Daniel Pipes (born September 9, 1949) is an American former professor, counter-jihad activist, and commentator on foreign policy and the Middle East. He is the president of the Middle East Forum, and publisher of its Middle East Quarterly journal. His writing focuses on American foreign policy and the Middle East as well as criticism of Islamism.

After graduating with a doctorate from Harvard in 1978 and studying abroad, Pipes taught at universities including Harvard, Chicago, Pepperdine, and the U.S. Naval War College on a short-term basis but never held a permanent academic position. He then served as director of the Foreign Policy Research Institute, before founding the Middle East Forum. He served as an adviser to Rudy Giuliani's 2008 presidential campaign.

Pipes is a critic of Islam, and his views have been criticized by Muslim Americans and other academics, many of whom maintain those views are Islamophobic or racist. Pipes has made claims about alleged "no-go zones" overrun by Sharia law in Europe and about U.S. President Barack Obama practicing Islam, and has defended Michelle Malkin's book In Defense of Internment: The Case for 'Racial Profiling' in World War II and the War on Terror.

Pipes has written sixteen books and was the Taube Distinguished Visiting Fellow at Stanford University's Hoover Institution.
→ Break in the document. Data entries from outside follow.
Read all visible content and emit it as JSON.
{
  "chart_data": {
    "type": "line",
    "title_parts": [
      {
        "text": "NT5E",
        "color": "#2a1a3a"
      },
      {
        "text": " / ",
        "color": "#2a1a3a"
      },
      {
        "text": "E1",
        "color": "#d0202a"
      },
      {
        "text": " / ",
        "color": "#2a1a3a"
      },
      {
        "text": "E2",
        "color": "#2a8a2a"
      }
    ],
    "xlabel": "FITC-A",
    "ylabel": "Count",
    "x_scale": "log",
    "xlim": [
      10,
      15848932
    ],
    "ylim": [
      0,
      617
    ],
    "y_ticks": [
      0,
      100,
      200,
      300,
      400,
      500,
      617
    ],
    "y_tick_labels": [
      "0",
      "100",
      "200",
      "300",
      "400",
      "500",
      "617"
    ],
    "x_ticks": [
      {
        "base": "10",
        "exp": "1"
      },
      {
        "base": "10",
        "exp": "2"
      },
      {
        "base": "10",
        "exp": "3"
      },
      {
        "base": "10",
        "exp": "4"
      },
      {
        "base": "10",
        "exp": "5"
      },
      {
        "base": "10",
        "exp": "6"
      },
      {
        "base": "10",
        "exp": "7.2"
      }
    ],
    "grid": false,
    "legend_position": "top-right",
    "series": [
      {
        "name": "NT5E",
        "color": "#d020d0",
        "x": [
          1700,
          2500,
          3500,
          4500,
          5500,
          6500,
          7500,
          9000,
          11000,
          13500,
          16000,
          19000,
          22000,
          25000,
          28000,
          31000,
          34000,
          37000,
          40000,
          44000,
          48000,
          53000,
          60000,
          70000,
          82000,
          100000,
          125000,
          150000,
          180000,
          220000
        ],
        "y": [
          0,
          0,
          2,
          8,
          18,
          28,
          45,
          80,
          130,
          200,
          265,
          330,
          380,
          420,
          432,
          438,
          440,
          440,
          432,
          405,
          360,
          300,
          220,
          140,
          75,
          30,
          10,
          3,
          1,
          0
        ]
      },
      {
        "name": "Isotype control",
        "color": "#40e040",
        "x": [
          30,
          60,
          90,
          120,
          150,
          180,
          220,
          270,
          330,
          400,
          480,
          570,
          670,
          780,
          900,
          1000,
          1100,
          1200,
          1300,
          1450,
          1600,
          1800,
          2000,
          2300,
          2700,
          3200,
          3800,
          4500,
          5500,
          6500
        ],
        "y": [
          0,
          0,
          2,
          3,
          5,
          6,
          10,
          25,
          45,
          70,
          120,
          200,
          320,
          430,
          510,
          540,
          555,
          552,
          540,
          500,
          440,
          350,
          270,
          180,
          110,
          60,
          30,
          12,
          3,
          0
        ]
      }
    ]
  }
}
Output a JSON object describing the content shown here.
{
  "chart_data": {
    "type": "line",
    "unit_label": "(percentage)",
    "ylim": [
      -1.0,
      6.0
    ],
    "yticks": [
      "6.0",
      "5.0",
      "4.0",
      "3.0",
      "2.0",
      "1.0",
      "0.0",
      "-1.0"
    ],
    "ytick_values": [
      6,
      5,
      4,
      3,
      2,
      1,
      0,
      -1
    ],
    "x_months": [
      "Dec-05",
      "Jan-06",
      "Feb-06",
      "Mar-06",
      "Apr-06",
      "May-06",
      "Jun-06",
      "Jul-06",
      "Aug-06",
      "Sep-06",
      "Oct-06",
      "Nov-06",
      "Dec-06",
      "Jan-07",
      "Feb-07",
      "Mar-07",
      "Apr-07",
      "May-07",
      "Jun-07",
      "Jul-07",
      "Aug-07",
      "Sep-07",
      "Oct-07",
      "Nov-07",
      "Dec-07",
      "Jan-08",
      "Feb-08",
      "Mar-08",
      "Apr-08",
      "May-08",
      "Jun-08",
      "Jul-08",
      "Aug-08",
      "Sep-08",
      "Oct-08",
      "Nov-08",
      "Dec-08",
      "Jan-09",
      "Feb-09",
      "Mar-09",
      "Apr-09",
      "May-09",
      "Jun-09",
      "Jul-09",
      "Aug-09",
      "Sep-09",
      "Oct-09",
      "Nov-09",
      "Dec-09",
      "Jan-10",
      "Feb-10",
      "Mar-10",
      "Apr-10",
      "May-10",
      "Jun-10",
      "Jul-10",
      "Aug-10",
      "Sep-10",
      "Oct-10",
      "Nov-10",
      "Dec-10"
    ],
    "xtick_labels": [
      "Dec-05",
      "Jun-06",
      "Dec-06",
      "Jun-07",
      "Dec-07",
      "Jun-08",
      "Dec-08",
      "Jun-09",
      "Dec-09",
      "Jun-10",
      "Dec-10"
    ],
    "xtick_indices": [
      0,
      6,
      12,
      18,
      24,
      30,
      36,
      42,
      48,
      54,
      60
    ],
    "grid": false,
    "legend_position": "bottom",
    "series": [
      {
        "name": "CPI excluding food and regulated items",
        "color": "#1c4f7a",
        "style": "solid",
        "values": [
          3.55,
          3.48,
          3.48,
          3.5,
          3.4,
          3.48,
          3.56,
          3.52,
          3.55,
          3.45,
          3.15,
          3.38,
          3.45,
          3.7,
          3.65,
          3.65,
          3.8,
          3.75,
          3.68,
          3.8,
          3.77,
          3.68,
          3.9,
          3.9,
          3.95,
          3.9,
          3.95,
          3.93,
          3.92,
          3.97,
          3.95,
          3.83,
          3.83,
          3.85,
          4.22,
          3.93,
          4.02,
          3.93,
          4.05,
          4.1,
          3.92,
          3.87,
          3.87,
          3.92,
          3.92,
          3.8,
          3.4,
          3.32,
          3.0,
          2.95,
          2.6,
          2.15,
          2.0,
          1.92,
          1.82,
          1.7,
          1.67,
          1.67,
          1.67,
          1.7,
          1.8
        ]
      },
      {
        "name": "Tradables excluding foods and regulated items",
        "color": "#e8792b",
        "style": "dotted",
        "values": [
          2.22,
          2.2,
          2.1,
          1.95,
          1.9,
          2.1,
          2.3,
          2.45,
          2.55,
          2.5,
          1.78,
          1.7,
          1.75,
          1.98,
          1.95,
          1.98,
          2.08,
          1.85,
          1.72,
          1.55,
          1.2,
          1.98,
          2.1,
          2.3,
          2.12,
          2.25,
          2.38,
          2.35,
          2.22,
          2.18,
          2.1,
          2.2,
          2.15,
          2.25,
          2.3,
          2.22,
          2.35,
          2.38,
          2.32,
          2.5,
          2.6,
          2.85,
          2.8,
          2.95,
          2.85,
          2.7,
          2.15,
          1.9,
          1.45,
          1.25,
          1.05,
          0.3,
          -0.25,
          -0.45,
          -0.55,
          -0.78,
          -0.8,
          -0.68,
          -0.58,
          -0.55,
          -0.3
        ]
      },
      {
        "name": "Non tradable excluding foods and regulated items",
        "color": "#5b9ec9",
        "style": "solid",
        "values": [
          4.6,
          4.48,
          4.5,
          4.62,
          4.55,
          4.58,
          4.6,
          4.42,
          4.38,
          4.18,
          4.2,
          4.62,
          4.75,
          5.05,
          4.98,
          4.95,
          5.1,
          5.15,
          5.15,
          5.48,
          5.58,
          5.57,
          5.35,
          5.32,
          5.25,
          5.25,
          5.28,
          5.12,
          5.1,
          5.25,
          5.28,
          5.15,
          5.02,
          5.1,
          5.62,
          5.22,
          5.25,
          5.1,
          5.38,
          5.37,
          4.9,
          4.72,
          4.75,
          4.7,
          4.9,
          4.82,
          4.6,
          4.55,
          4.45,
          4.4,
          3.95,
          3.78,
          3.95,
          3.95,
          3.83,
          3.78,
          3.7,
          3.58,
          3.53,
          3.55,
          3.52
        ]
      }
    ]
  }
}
The son of Irene (née Roth) and Richard Pipes, Daniel Pipes was born into a Jewish family in Boston, Massachusetts, in 1949. His parents had each fled German-occupied Poland with their families, and they met in the United States. His father, Richard Pipes, was a historian at Harvard University, specializing in Russia, and Daniel Pipes grew up primarily in the Cambridge, Massachusetts area.

Pipes attended the Harvard pre-school, then received a private school education, partly abroad. He enrolled in Harvard University, where his father was a professor, in the fall of 1967. For his first two years he studied mathematics but said he "found the material too abstract". After visiting the Sahara Desert in 1968, the Sinai Desert in 1969, and travels in West Africa, he changed his major to Middle Eastern history. He obtained a BA in history in 1971. His senior thesis was a study of Al-Ghazali and other Muslim philosophers. After graduating in 1971, Pipes spent two years in Cairo, then earned a PhD in 1978, also from Harvard. He wrote a book on colloquial Egyptian Arabic, published in 1983.

Pipes returned to Harvard in 1973 and, after further studies abroad (in Freiburg-im-Breisgau and Cairo), obtained a Ph.D. in medieval Islamic history in 1978. His doctoral dissertation eventually became his first book, Slave Soldiers and Islam, in 1981. He switched his academic interest from medieval Islamic studies to modern Islam in the late 1970s, with the rise of Ayatollah Khomeini and the Iranian revolution.

He taught world history at the University of Chicago from 1978 to 1982, history at Harvard from 1983 to 1984, and policy and strategy at the Naval War College from 1984 to 1986. In 1982–83, Pipes served on the policy-planning staff at the State Department.